In a letter to the House Agriculture Committee today, ABA President and CEO Rob Nichols called on members of Congress to more closely examine the activities of the Farm Credit System, citing a number of ways in which the GSE has been allowed to operate outside the scope of its mission. The letter comes almost two months after the committee held its first oversight hearing of the FCS in more than a decade, called after persistent advocacy efforts by ABA and the state associations.
Among the key concerns raised at the hearing was the FCS’ ability to make loans to similar entities, an authority that Nichols said has extended far beyond its original purpose and has since been used to fund telecommunications giants like Verizon and AT&T, as well as nonagricultural initiatives such as casinos and raceways. “We do not believe allowing the FCS to use its tax-advantaged subsidy to participate in corporate lending was Congress’ intention with similar entity lending, and [we] urge the committee to eliminate these practices,” Nichols wrote.

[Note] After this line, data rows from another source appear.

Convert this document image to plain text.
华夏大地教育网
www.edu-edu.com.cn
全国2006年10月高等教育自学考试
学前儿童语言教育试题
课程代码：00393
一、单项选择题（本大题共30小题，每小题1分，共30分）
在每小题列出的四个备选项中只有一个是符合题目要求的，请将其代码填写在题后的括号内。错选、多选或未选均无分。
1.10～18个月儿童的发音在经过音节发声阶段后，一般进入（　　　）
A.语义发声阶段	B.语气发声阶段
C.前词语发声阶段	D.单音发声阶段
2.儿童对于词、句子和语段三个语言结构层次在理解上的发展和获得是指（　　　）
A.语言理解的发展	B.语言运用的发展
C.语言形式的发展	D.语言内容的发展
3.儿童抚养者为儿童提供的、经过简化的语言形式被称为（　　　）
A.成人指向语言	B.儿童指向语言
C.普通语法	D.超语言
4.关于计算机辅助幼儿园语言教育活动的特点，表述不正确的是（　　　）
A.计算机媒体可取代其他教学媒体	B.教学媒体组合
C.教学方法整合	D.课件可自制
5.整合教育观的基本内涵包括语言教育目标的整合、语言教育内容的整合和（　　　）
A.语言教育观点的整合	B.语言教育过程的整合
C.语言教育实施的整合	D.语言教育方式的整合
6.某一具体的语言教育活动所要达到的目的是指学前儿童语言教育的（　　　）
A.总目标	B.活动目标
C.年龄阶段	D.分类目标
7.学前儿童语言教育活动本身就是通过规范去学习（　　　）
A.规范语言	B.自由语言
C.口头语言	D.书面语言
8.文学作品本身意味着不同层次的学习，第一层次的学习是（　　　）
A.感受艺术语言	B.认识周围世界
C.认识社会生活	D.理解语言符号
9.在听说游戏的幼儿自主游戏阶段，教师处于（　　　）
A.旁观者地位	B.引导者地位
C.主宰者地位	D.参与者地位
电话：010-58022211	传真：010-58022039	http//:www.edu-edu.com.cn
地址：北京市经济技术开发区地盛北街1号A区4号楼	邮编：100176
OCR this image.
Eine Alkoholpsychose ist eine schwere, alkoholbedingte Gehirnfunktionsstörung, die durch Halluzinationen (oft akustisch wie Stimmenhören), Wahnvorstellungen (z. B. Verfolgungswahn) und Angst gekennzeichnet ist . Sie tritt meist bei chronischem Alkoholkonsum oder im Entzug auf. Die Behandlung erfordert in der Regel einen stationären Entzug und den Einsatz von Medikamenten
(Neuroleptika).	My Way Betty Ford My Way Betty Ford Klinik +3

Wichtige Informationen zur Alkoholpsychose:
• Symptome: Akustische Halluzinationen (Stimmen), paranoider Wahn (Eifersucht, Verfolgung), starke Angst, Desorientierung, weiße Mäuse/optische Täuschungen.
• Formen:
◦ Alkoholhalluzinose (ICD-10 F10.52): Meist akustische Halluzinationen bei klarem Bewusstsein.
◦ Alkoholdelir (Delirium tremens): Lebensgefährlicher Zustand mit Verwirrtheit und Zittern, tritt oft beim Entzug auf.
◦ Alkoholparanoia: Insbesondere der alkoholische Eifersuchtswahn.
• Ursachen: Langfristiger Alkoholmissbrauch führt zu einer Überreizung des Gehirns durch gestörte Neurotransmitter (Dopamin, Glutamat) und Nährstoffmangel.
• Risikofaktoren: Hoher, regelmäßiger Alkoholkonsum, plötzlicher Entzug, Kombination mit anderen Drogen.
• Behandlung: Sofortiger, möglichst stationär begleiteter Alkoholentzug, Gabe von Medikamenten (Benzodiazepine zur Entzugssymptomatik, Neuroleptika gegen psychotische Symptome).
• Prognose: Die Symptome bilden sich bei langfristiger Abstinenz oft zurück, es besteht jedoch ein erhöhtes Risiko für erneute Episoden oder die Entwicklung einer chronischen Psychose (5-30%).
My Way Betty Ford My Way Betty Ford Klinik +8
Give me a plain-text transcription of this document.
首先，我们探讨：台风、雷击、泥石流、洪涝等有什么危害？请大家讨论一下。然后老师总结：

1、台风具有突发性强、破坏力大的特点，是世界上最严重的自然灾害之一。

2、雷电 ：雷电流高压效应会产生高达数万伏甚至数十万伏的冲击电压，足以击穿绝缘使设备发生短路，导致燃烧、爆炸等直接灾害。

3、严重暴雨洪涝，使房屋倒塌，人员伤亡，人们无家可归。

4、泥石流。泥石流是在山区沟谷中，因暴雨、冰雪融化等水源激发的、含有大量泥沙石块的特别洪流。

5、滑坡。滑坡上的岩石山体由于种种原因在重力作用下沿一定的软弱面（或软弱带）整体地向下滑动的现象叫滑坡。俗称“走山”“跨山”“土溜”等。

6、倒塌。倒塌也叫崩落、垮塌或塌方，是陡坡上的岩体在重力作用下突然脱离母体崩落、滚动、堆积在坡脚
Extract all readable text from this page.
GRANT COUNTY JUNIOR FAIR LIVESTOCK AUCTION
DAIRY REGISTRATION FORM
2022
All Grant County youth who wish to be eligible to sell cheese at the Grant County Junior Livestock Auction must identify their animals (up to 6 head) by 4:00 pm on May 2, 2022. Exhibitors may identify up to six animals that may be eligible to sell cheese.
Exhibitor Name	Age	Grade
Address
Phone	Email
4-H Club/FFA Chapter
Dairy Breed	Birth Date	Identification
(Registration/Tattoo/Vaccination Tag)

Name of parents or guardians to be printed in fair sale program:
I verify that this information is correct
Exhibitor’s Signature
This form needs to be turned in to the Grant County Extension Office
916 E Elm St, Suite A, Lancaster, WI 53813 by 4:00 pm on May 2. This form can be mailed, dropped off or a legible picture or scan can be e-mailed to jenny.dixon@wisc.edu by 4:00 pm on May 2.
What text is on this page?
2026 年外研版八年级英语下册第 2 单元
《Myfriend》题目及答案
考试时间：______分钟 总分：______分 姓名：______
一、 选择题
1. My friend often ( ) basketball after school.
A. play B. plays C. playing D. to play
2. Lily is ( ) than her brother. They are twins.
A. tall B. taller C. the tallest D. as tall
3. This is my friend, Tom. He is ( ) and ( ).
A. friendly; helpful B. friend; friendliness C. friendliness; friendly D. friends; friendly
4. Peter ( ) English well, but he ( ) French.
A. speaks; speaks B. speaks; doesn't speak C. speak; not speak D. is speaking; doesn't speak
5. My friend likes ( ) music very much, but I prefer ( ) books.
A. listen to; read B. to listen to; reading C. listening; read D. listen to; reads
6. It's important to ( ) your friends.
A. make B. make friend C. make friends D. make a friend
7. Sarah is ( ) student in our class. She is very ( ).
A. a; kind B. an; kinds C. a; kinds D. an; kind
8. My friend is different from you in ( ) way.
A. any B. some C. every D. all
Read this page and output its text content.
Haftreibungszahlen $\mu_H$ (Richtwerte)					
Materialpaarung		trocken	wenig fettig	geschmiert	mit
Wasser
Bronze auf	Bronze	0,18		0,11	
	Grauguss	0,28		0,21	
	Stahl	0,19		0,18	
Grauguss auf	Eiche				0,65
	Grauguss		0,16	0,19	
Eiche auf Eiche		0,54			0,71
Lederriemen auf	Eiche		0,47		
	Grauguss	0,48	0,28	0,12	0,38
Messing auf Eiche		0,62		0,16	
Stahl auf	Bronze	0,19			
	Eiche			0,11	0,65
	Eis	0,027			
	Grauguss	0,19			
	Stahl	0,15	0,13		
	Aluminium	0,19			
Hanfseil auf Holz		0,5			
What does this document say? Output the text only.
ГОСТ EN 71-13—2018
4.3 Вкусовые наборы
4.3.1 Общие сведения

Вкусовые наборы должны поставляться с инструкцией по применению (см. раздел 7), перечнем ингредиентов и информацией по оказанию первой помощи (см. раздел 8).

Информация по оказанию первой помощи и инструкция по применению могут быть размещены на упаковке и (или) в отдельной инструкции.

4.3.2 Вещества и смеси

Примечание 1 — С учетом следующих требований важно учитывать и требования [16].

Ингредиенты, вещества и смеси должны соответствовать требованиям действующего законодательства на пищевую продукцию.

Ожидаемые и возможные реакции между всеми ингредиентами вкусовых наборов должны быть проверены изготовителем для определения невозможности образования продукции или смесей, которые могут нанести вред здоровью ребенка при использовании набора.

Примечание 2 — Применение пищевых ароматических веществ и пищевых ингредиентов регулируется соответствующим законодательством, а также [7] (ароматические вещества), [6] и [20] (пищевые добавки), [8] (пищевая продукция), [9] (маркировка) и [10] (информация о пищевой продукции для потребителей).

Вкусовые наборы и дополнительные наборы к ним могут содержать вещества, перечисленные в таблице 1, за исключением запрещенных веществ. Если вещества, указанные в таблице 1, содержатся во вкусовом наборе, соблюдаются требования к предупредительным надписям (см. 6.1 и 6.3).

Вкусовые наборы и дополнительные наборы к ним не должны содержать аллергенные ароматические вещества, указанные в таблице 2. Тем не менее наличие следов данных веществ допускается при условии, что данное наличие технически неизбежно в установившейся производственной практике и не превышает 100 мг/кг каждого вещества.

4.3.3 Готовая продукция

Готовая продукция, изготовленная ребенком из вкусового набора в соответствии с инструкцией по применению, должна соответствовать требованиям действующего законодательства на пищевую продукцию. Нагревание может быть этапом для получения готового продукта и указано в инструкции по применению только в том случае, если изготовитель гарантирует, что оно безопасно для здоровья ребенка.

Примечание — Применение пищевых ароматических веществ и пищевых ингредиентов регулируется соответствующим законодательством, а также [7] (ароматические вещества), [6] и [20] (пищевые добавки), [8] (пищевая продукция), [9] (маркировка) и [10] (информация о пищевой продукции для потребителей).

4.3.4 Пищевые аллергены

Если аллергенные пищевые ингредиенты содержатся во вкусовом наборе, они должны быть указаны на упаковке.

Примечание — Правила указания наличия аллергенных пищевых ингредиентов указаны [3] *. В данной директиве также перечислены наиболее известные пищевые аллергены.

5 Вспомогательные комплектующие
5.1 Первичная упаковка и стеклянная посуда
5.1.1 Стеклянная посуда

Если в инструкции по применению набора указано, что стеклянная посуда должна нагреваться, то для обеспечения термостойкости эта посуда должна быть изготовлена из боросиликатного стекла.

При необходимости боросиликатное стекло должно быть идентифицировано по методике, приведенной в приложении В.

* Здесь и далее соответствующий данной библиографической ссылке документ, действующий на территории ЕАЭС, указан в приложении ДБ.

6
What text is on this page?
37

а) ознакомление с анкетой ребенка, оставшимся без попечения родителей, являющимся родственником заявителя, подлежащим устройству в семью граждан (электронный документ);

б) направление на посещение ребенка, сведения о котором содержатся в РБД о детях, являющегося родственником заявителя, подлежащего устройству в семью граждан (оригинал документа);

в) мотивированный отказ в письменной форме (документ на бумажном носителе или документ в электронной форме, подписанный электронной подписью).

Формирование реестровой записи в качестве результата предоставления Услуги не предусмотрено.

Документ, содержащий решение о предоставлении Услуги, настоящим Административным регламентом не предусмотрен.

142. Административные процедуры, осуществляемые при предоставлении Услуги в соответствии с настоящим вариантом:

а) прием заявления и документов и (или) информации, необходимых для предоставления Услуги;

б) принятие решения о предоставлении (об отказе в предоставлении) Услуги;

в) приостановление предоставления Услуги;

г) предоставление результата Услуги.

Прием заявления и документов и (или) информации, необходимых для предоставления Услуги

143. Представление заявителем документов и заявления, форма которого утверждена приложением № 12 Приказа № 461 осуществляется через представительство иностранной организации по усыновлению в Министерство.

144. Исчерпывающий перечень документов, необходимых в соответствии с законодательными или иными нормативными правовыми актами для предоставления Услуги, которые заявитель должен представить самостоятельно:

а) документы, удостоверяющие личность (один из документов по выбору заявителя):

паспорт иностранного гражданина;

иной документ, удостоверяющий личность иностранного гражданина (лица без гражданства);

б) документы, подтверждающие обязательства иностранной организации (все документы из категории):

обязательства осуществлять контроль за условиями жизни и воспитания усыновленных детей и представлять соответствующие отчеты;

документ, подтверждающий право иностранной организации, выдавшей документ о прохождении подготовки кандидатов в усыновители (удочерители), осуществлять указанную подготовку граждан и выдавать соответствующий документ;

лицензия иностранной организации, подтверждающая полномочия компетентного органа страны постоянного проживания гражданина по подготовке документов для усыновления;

The letter also called for closer scrutiny of indirect lending and shadow banking activities by FCS institutions and better standards for evaluating the FCS’ lending efforts to young, beginning and small farmers — which have declined significantly over the last decade. It also raised concerns about FCS institutions retaining mineral rights on foreclosed properties.
These concerns highlight the need for more frequent monitoring of the Farm Credit System, Nichols said, expressing his hope that the December hearing would be the first step toward more routine oversight of the GSE in the future.